In Florida, Cotten supported himself with an odd assortment of jobs, including lifeguard, potato salad merchandiser and, more appropriately, an ad salesman/drama critic for the Miami Herald. What most likely interested Cotten more than any of his jobs was the time he spent acting in plays at the Miami Civic Theater. That work led him back to New York, when a connection he made at the Herald helped Cotten get a job as an assistant stage manager.
With Orson Welles
Joseph Cotten made his Broadway debut in 1930 and he began working on radio shows soon after. He also married during this period, and he would be with Lenore La Mont from 1931 until her 1960 death. Regularly auditioning and acting at this juncture, Cotten met a young man at one audition who would change the course of his career: Orson Welles. In 1937, Cotten joined Orson Welles' Mercury Theatre company, where he took the lead in such plays as Shoemaker’s Holiday and Julius Caesar. (Welles was always greatly influenced by Shakespearean drama.
Cotten jumped off the radio and stage and onto the big screen in 1941, making his Hollywood feature debut in Welles’ first movie, Citizen Kane. The epic, focusing on the life of a newspaper mogul, was written and directed by and starred Welles (at the age of 25), who went on to become one of the most respected films in Hollywood history. Cotten would find his finest roles in Welles’ films, and the pair followed Citizen Kane with another masterpiece, The Magnificent Ambersons, in 1942, and Journey Into Fear, which was co-written by Cotten and Welles, in 1943.

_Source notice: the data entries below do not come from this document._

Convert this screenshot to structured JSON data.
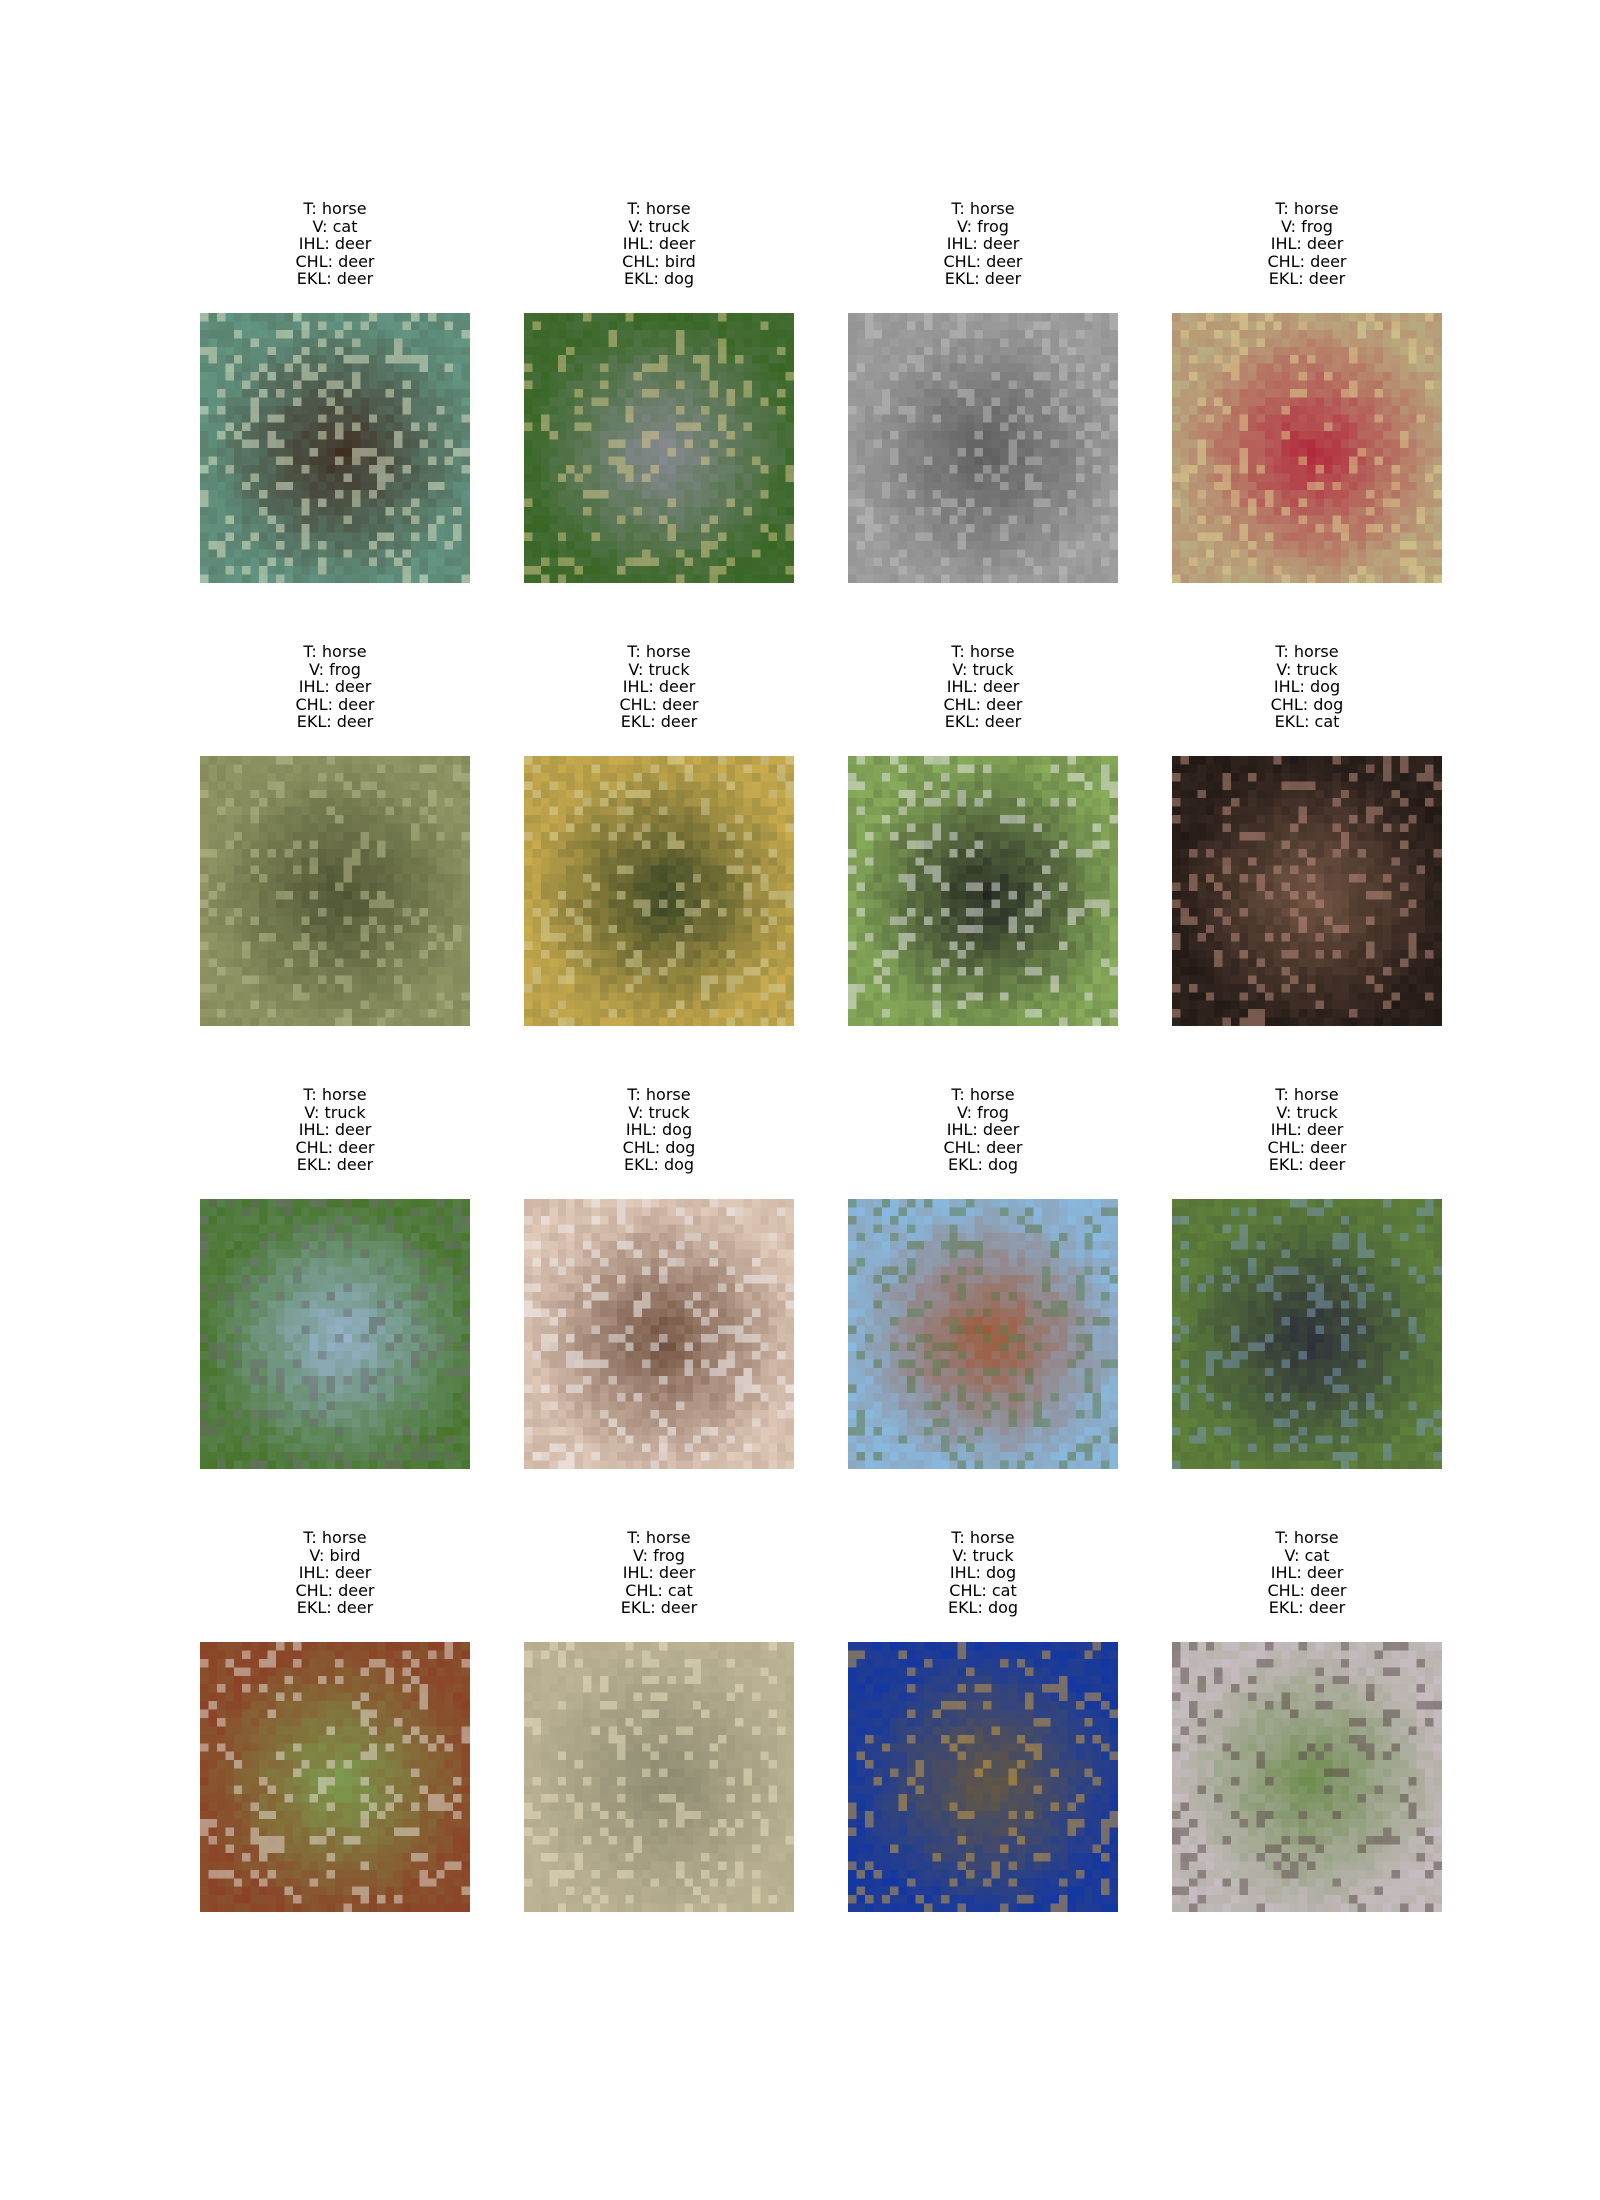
{
  "grid": {
    "rows": 4,
    "cols": 4,
    "cells": [
      {
        "t": "T: horse",
        "v": "V: cat",
        "ihl": "IHL: deer",
        "chl": "CHL: deer",
        "ekl": "EKL: deer",
        "image": "horse-front-on-grass",
        "colors": [
          "#5f8c7a",
          "#3e2a1f",
          "#dfe6c8"
        ]
      },
      {
        "t": "T: horse",
        "v": "V: truck",
        "ihl": "IHL: deer",
        "chl": "CHL: bird",
        "ekl": "EKL: dog",
        "image": "gray-horse-grazing",
        "colors": [
          "#3f6a2e",
          "#8d8d9a",
          "#d8c98a"
        ]
      },
      {
        "t": "T: horse",
        "v": "V: frog",
        "ihl": "IHL: deer",
        "chl": "CHL: deer",
        "ekl": "EKL: deer",
        "image": "grayscale-horses",
        "colors": [
          "#9a9a9a",
          "#5a5a5a",
          "#bdbdbd"
        ]
      },
      {
        "t": "T: horse",
        "v": "V: frog",
        "ihl": "IHL: deer",
        "chl": "CHL: deer",
        "ekl": "EKL: deer",
        "image": "red-horse-crowd",
        "colors": [
          "#b8a07a",
          "#b3233a",
          "#e0d090"
        ]
      },
      {
        "t": "T: horse",
        "v": "V: frog",
        "ihl": "IHL: deer",
        "chl": "CHL: deer",
        "ekl": "EKL: deer",
        "image": "field-blur",
        "colors": [
          "#8a9060",
          "#4a4f2f",
          "#b8bc90"
        ]
      },
      {
        "t": "T: horse",
        "v": "V: truck",
        "ihl": "IHL: deer",
        "chl": "CHL: deer",
        "ekl": "EKL: deer",
        "image": "hay-field",
        "colors": [
          "#bca24a",
          "#2f3f22",
          "#d8cf9a"
        ]
      },
      {
        "t": "T: horse",
        "v": "V: truck",
        "ihl": "IHL: deer",
        "chl": "CHL: deer",
        "ekl": "EKL: deer",
        "image": "horse-rider-meadow",
        "colors": [
          "#7fa055",
          "#1f1f1f",
          "#e8e8e8"
        ]
      },
      {
        "t": "T: horse",
        "v": "V: truck",
        "ihl": "IHL: dog",
        "chl": "CHL: dog",
        "ekl": "EKL: cat",
        "image": "dark-horse-portrait",
        "colors": [
          "#2a1f1a",
          "#7a5a48",
          "#c09080"
        ]
      },
      {
        "t": "T: horse",
        "v": "V: truck",
        "ihl": "IHL: deer",
        "chl": "CHL: deer",
        "ekl": "EKL: deer",
        "image": "horses-pasture",
        "colors": [
          "#4f7a3a",
          "#9ab8d8",
          "#6a6a6a"
        ]
      },
      {
        "t": "T: horse",
        "v": "V: truck",
        "ihl": "IHL: dog",
        "chl": "CHL: dog",
        "ekl": "EKL: dog",
        "image": "horse-in-stall",
        "colors": [
          "#d8c0b0",
          "#6a4a38",
          "#f0f0f0"
        ]
      },
      {
        "t": "T: horse",
        "v": "V: frog",
        "ihl": "IHL: deer",
        "chl": "CHL: deer",
        "ekl": "EKL: dog",
        "image": "rider-on-horse",
        "colors": [
          "#8ab0d0",
          "#a0522d",
          "#5a7a4a"
        ]
      },
      {
        "t": "T: horse",
        "v": "V: truck",
        "ihl": "IHL: deer",
        "chl": "CHL: deer",
        "ekl": "EKL: deer",
        "image": "jockey-dark-horse",
        "colors": [
          "#5a7a3a",
          "#2a2a3a",
          "#7a9ab8"
        ]
      },
      {
        "t": "T: horse",
        "v": "V: bird",
        "ihl": "IHL: deer",
        "chl": "CHL: deer",
        "ekl": "EKL: deer",
        "image": "horse-head-closeup",
        "colors": [
          "#8a4a2a",
          "#7aa050",
          "#e8e0d8"
        ]
      },
      {
        "t": "T: horse",
        "v": "V: frog",
        "ihl": "IHL: deer",
        "chl": "CHL: cat",
        "ekl": "EKL: deer",
        "image": "beige-blur",
        "colors": [
          "#b8b090",
          "#8a8870",
          "#e8e0c0"
        ]
      },
      {
        "t": "T: horse",
        "v": "V: truck",
        "ihl": "IHL: dog",
        "chl": "CHL: cat",
        "ekl": "EKL: dog",
        "image": "horse-blue-blanket",
        "colors": [
          "#1a3a9a",
          "#6a5a3a",
          "#d0a040"
        ]
      },
      {
        "t": "T: horse",
        "v": "V: cat",
        "ihl": "IHL: deer",
        "chl": "CHL: deer",
        "ekl": "EKL: deer",
        "image": "white-horse-closeup",
        "colors": [
          "#c0b8b8",
          "#6a8a4a",
          "#5a4a48"
        ]
      }
    ]
  }
}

Other notable films in Cotten’s oeuvre include Alfred Hitchcock's Shadow of a Doubt (1943), Carol Reed’s The Third Man (1949; in which Welles plays a pivotal role) and Welles’ Touch of Evil (1958), in which Cotten had an uncredited cameo.
Later TV and Film Roles
When his film career floundered during the 1950s and '60s, Cotten found a new home on TV, appearing on such shows as Alfred Hitchcock Presents and hosting The 20th Century-Fox Hour and The Joseph Cotten Show. He also appeared in a long array of TV and film projects over the ensuing decades, including The Money Trap (1965), City Beneath the Sea (1971), Soylent Green (1973) and Heaven's Gate (1980). An on-and-off writer, Cotten published his autobiography, Vanity Will Get You Somewhere, in 1987, just a few years after suffering a stroke and heart attack.
Joseph Cotten died of pneumonia in Los Angeles, California on February 6, 1994. He was survived by his second wife, fellow actor Patricia Medina.